- བདག
- bdag
- ātma
- ātman
- Term
The idea of an autonomous individual.
- self
- བདག
- bdag
- ātma
It is crucial to understand what is meant by “self,” before one is able to realize the all-important “absence of self.” Before we can discover an absence, we have to know what we are looking for. In Mahāyāna, there is a self of persons and a self of things, both presumed habitually by living beings and hence informative of their perceptions. Were these “selves” to exist as they appear because of our presumption, they should exist as substantial, self-subsistent entities within things, or as the intrinsic realities of things, or as the intrinsic identities of things, all permanent, unrelated and unrelative, etc. The nondiscovery of such “selves” within changing, relative, interdependent persons and things is the realization of ultimate reality, or absence of self.
- self
- བདག
- bdag
- ātma
A substantial, self-subsistent entity within beings or things, or the intrinsic reality of things, or the intrinsic identity of things, that is permanent and nonrelative.

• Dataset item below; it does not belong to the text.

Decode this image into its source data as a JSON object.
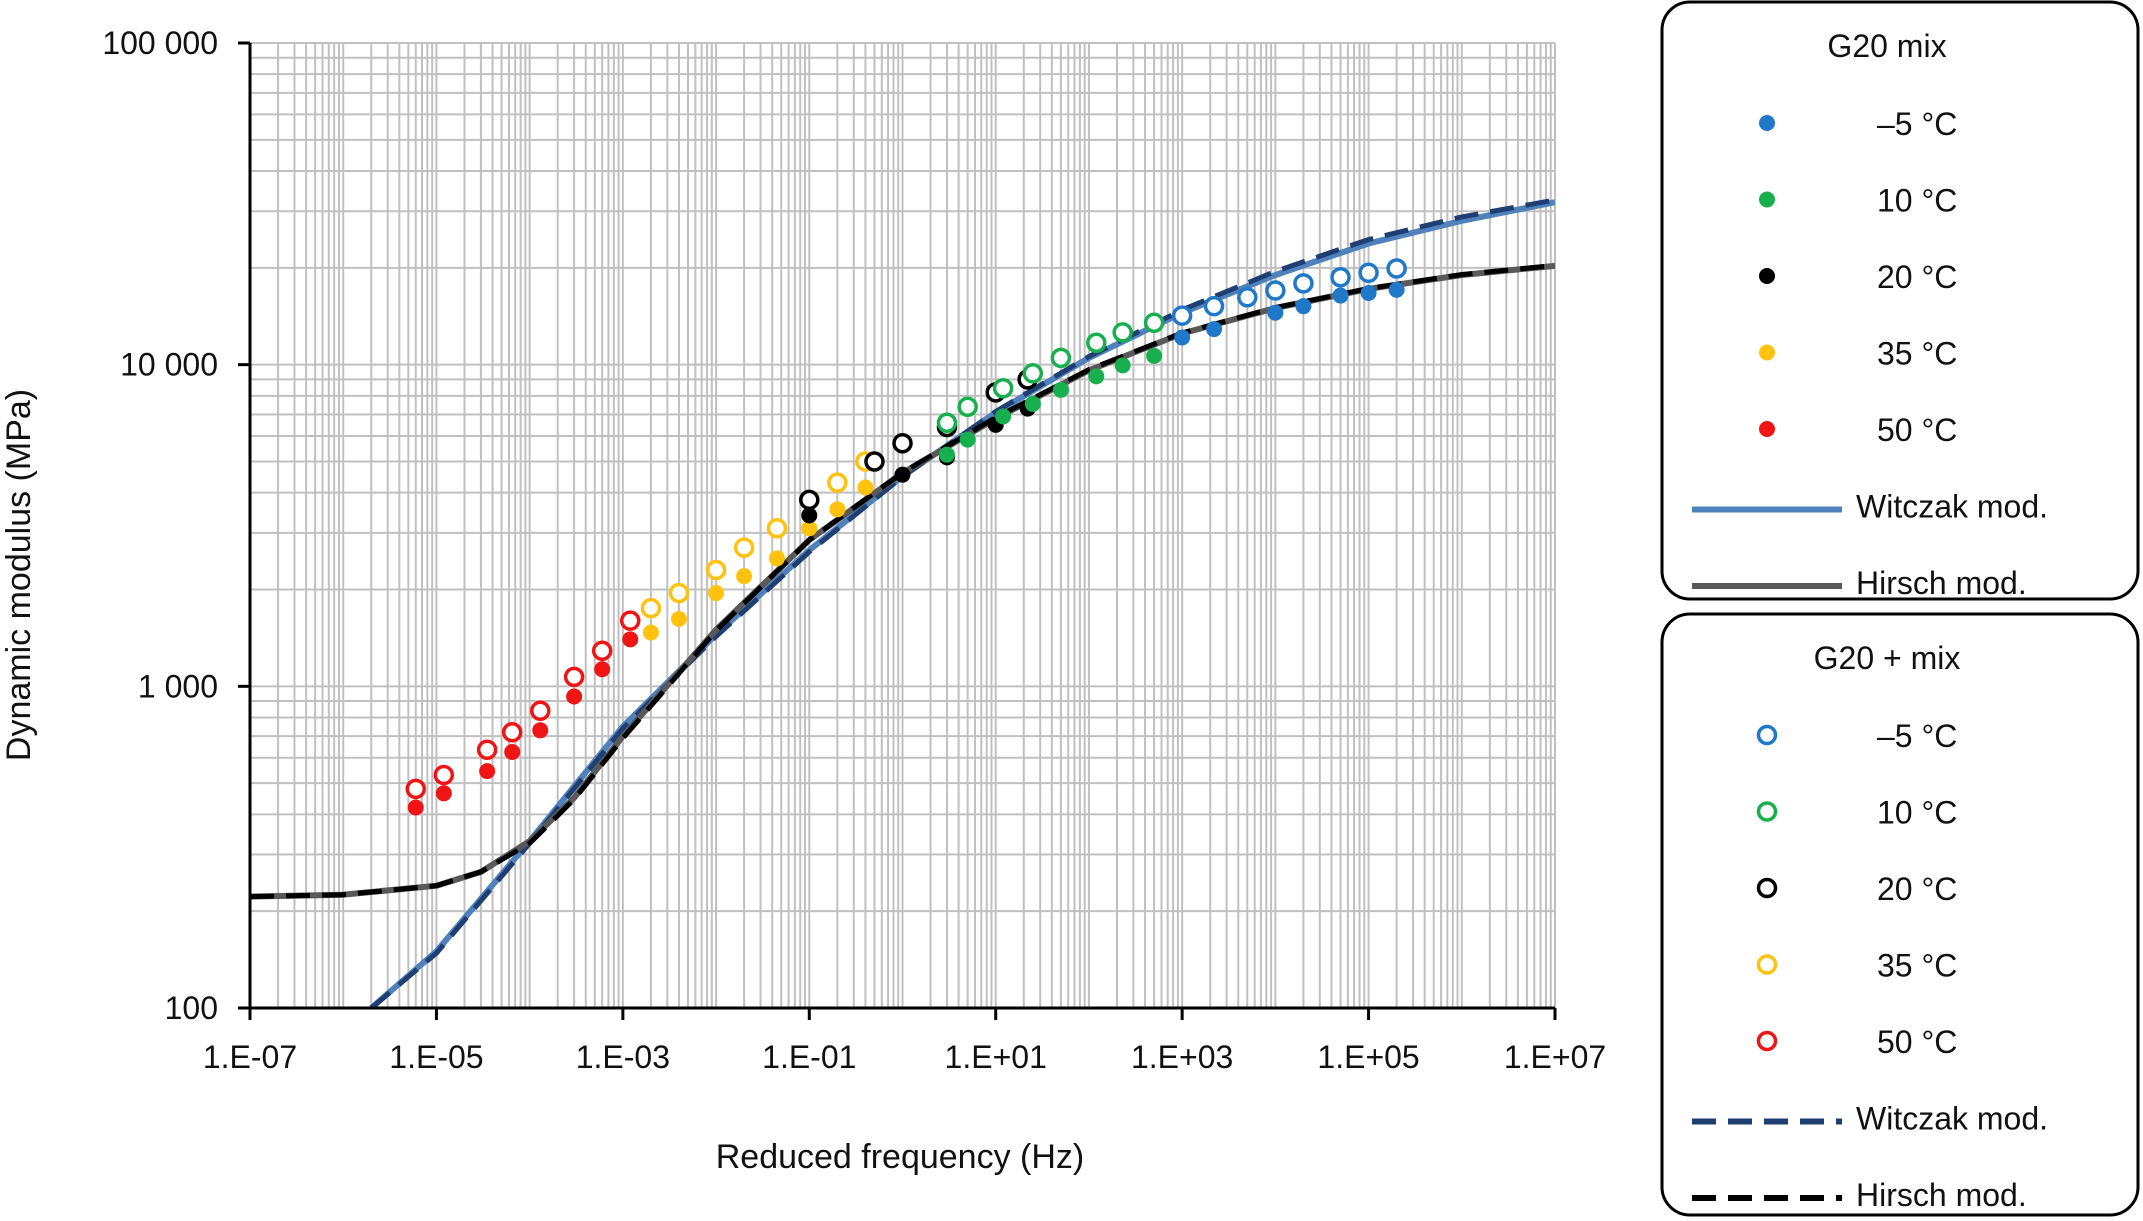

The Buddha’s teaching, in contrast to that of other spiritual traditions, holds as a key tenet that the presumed existence of such a ‘self’ (in Mahāyāna thought, in things as well as in beings) is habitual but mistaken, and is the basis of suffering and delusion. Its absence (nonself) can be realized by investigation.
- soul
- བདག
- bdag
- ātman
Also translated often as “self” or “I.”